Fortunately, I guess, Krug throws a little gem to keep you going, and then something very important and equally painful happens: you want to talk to your ex. All of the hate you want to feel but can’t, all of the questions you want to ask, every single uncertainty associated with giving yourself to another human being gets exposed and with it, your understanding of what makes a good song. Krug has a way of working himself into your thoughts, and is willing to express all of the hastily thought out love letters you would want to write to try to win your love back. He goes to the sappiest places in our hearts, pulls out the most ineffective of word tricks and just lays them all out there. All of the record’s lyrical inadequacy completely encapsulates being unable to rectify a broken relationship with words. He quite brilliantly reminds us just how poor language is at communicating anything of real importance. It’s a devastating moment when you reach it. We go through life doing our best to put our thoughts into coherent communication. We write poems or pick out greeting cards all so things that are incomprehensible can be defined just enough to let other people know that’s how we feel about them. Even worse is that, say we do find the words that express it, that doesn’t even matter, because the odds of those feelings being shared are small, and that we also all know that somehow, some way, the very language that brought us together is going to fuck it all up.

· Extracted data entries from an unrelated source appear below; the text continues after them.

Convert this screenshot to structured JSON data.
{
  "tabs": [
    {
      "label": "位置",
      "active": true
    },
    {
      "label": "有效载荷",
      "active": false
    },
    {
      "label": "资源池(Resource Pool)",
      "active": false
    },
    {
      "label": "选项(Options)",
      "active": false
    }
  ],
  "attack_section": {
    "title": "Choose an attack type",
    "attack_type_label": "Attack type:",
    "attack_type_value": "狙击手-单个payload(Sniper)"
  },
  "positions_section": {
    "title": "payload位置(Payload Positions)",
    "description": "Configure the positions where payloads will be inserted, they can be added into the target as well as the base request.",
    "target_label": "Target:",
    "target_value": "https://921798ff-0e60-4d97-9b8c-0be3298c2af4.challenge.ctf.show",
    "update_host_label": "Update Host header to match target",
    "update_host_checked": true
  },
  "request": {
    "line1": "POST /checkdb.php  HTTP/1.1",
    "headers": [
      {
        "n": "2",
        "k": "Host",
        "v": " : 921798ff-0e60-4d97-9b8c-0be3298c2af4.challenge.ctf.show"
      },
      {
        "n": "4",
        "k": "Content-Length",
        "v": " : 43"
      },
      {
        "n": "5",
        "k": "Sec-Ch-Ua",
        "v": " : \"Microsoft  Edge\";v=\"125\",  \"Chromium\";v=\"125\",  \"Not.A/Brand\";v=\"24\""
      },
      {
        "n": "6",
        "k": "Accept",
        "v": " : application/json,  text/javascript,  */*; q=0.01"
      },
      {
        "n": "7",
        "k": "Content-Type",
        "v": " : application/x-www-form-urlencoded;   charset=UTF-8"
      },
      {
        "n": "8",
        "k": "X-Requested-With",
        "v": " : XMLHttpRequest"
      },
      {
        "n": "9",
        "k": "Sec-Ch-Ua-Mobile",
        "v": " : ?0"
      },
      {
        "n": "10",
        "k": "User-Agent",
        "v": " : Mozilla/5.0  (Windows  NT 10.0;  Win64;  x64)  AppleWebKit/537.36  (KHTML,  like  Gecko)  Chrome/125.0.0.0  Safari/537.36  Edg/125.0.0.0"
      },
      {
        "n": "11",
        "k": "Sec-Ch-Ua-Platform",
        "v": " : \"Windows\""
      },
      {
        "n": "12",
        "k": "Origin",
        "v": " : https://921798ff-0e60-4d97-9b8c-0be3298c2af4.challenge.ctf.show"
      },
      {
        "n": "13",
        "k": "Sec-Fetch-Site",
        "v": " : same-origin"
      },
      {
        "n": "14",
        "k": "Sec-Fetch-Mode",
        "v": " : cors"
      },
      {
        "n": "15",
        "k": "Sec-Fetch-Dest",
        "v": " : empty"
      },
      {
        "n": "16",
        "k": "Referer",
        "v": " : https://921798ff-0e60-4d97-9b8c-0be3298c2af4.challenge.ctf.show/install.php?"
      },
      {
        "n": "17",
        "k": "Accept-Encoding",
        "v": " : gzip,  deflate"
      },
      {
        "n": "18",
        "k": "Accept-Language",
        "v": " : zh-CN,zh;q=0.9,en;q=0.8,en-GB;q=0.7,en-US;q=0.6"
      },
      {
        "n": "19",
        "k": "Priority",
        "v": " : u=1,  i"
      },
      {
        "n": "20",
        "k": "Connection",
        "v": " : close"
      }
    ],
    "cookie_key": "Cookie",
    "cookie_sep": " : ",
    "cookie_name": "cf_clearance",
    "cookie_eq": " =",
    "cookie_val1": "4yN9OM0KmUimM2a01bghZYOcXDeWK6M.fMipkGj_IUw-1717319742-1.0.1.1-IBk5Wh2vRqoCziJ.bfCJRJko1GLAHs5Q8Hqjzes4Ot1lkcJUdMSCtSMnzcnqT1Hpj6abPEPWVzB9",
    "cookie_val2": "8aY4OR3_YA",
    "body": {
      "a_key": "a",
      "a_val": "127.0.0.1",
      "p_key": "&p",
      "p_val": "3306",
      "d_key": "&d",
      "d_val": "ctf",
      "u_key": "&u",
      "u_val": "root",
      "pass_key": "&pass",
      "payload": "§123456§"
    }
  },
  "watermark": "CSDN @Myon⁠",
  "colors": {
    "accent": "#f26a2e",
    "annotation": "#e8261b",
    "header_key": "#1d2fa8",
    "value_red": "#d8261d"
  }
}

It doesn’t hurt that musically, this record kicks ass. Siinai are formidable musicians and Krug really does a wonderful job of selling his songs with his surprisingly versatile voice (“Lay Your Cheek On Down” in probably the best example of this). There’s a whole lot to enjoy in terms of droning non-melodies, lasery sounds and complex arrangements of sound and silence. It’s a lot easier to get your point across if you know how to do the things that don’t require words, and Krug certainly understands that. Still, this record confuses me. It’s on a fence that is unbelievably pliable so that we might never come off it on one side or the other. It isn’t in the so bad it’s good category because it is certainly good. It’s just also bad. It’s weird. Somehow, I just don’t really see that as being a problem for maybe the first time.